There was a time when people only used Facebook email for informal, personal communications; voices from the past looking to catch up, or casual connections that were anything but urgent.

As folks have begun to get more contacts on Facebook, and use it for more of their daily business communications, the walled-garden approach is no longer functional.

Facebook needs to open up its messaging system to POP and IMAP access, allow forwarding to external accounts, and recognize their role as a legitimate email provider.  While I loathe having to have yet another email account to manage, if I could access it via IMAP or forwarding, I could at least manage it. As it stands today, it is really not manageable; in fact the inability for me to archive the data along with my other email communications makes it a liability and something to avoid.

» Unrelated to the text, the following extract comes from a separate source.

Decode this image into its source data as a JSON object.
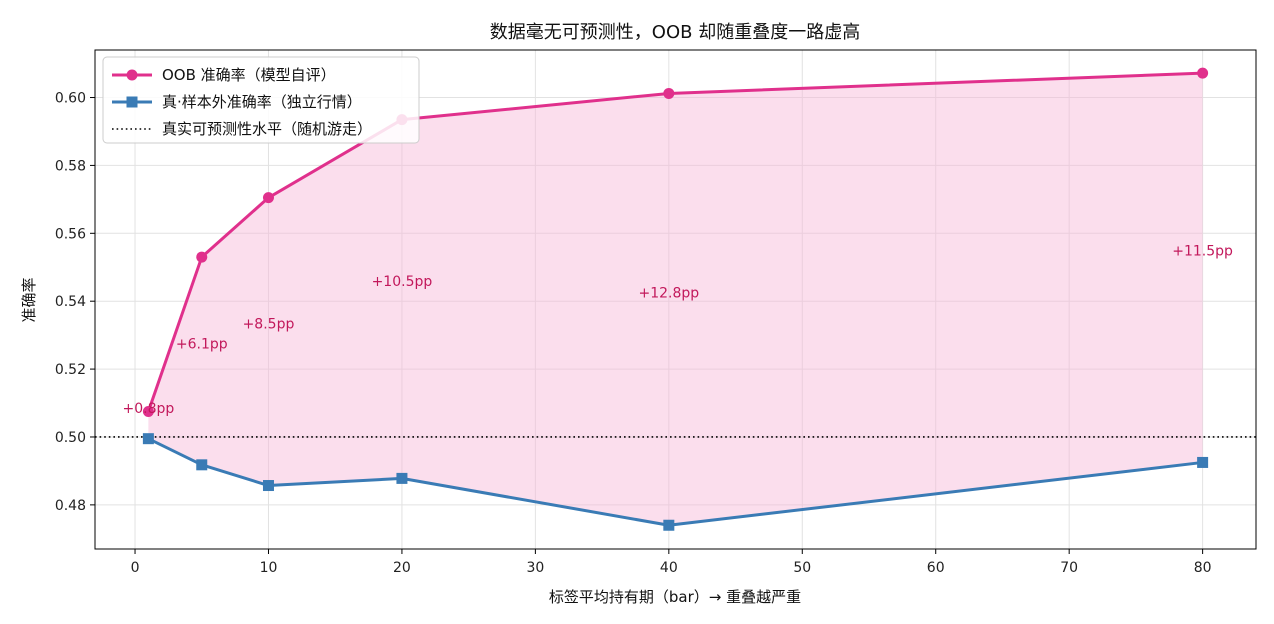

As it is now, Facebook email is actually creating more problems than it solves, and I expect that there will be a backlash against it unless they take ownership of this growing problem. Facebook, are you listening?

  • Capri

    I’d like it if Facebook email “grew up” so that FB wouldn’t limit messages and delete or block access to accounts who’ve used it too much for their liking. They claim their email is not a method for chatting back and forth, FB chat is for that. But honestly, who uses FB chat anyway? The whole point of FB email is that people should leave and receive messages back and forth without limits, especially if they’re making plans for events, business, whatever. Because most often when you get on Facebook, your friends aren’t on at the same time, or if they are, they’re doing something else, so disturbing them with a chat request does little more than interupt what they are doing, and what are the chances of planning anything using FB chat? With email, you can contact everyone you need to, and people can write you back at their convenience. At the very least, FB needs to get rid of whatever limit they put on their email messaging usage, but your ideas are great as well.

  • http://tweetscan.com David Sterry

    That’s a neat idea. Maybe Zuckerberg is saving that for if ever his new law of doubling shared data starts to lag. Also, I’m fairly sure an @facebook.com email account or fbmail.com would have a handy side effect of pointing people back to one’s profile. I’m trying to think of reasons why they wouldn’t do this and I can’t think of a good one…it is very close to their core communications mission. Nice post.